The second most successful promotional strategy in 2015 was offering the customer free shipping. Clearly, this ties into all those email and social media promotions. Many consumers who are placing large online orders might feel hesitant to hit “complete purchase” when they realize how expensive it’s going to be to ship those goods to their home. When a company offers free shipping, the consumer often feels like it’s a bonus that makes shopping online more convenient.
The online retail giant Amazon created the perfect business model with their Amazon Prime. For an additional annual fee, customers can get free shipping on a wide variety of products. They also can benefit from countless hours of free streaming movies and television with that Amazon Prime membership. It’s a terrific way for a company to generate a positive revenue stream without losing money on those potential shipping costs.
At the other end of the spectrum are the least effective promotional strategies for retailers. Top among these strategies are in-store promotions. It stands to reason that if a consumer is going to do more of their shopping online, then getting them to the store is going to be a challenge. That means all of those promotions are just going to waste. This is especially true when a brick-and-mortar outlet does not offer an exclusive product.
In other words, if the consumer can find that same product at a lower cost online, then that’s where they’ll make their purchase. A retailer would have to make drastic cuts in their prices in order to entice those consumers to get off their computer and into the store. Typically, that only happens during the holiday season starting with the huge discounts offered on Black Friday.
Print and TV Promotional Discount
Savvy grocery store shoppers know all about the benefits of using coupons. There are even entire websites and clubs devoted to coupon swapping. However, retailers are coming to realize that a coupon that can be sent in an email or by text proves to be much more effective. There just aren’t as many magazine and newspaper readers as there once were, which makes it hard to justify spending huge amounts of money on that type of advertising.

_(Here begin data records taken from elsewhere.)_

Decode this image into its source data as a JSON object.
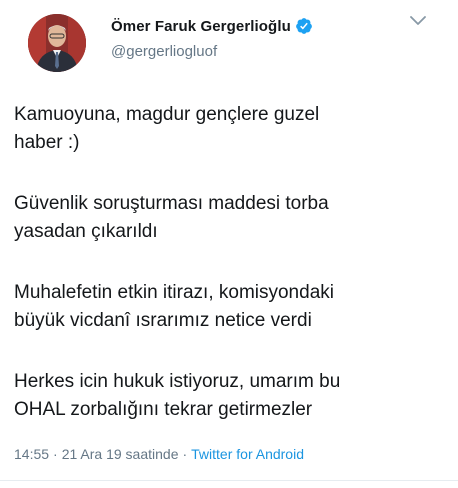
{
  "author": {
    "display_name": "Ömer Faruk Gergerlioğlu",
    "handle": "@gergerliogluof",
    "verified": true
  },
  "tweet": {
    "paragraphs": [
      [
        "Kamuoyuna, magdur gençlere guzel",
        "haber :)"
      ],
      [
        "Güvenlik soruşturması maddesi torba",
        "yasadan çıkarıldı"
      ],
      [
        "Muhalefetin etkin itirazı, komisyondaki",
        "büyük vicdanî ısrarımız netice verdi"
      ],
      [
        "Herkes icin hukuk istiyoruz, umarım bu",
        "OHAL zorbalığını tekrar getirmezler"
      ]
    ],
    "time": "14:55",
    "date": "21 Ara 19 saatinde",
    "separator": "·",
    "source": "Twitter for Android"
  },
  "icons": {
    "verified": "verified-badge-icon",
    "menu": "chevron-down-icon"
  },
  "colors": {
    "text": "#14171a",
    "secondary": "#657786",
    "link": "#1b95e0",
    "verified": "#1da1f2"
  }
}
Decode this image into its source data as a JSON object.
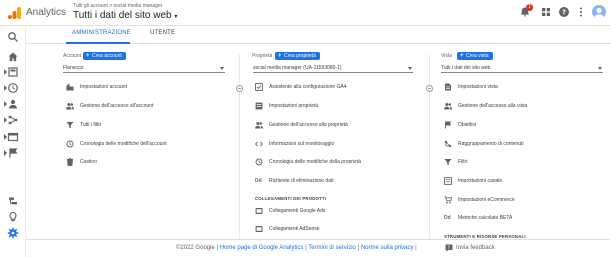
{
  "app": {
    "name": "Analytics",
    "breadcrumb": "Tutti gli account > social media manager",
    "property_title": "Tutti i dati del sito web",
    "notification_count": "1"
  },
  "tabs": {
    "admin": "AMMINISTRAZIONE",
    "user": "UTENTE"
  },
  "account": {
    "label": "Account",
    "create": "Crea account",
    "selected": "Flanecco",
    "items": [
      "Impostazioni account",
      "Gestione dell'accesso all'account",
      "Tutti i filtri",
      "Cronologia delle modifiche dell'account",
      "Cestino"
    ]
  },
  "property": {
    "label": "Proprietà",
    "create": "Crea proprietà",
    "selected": "social media manager (UA-11593080-1)",
    "items": [
      "Assistente alla configurazione GA4",
      "Impostazioni proprietà",
      "Gestione dell'accesso alla proprietà",
      "Informazioni sul monitoraggio",
      "Cronologia delle modifiche della proprietà",
      "Richieste di eliminazione dati"
    ],
    "section": "COLLEGAMENTI DEI PRODOTTI",
    "links": [
      "Collegamenti Google Ads",
      "Collegamenti AdSense"
    ],
    "dd_badge": "Dd"
  },
  "view": {
    "label": "Vista",
    "create": "Crea vista",
    "selected": "Tutti i dati del sito web",
    "items": [
      "Impostazioni vista",
      "Gestione dell'accesso alla vista",
      "Obiettivi",
      "Raggruppamento di contenuti",
      "Filtri",
      "Impostazioni canale",
      "Impostazioni eCommerce",
      "Metriche calcolate BETA"
    ],
    "section": "STRUMENTI E RISORSE PERSONALI",
    "dd_badge": "Dd"
  },
  "footer": {
    "copyright": "©2022 Google",
    "sep": " | ",
    "links": [
      "Home page di Google Analytics",
      "Termini di servizio",
      "Norme sulla privacy"
    ],
    "feedback": "Invia feedback"
  },
  "colors": {
    "accent": "#1a73e8",
    "logo_orange": "#f9ab00",
    "logo_dark": "#e37400",
    "badge": "#d93025"
  }
}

As for television promotions, again, these are most effective during the holiday season when consumers are on the prowl for special bargains. During the rest of the year, many of those commercials are being “zapped” by DVR remote controls. Retailers might not like to admit that all their hard work isn’t even being given consideration, as consumers race to bypass the commercials in order to get back to their programs.
How the country spends its money is often the best indicator of which direction the economy is heading. That is why the retail industry always has, and always will, remain a vital part of the complete economic forecast.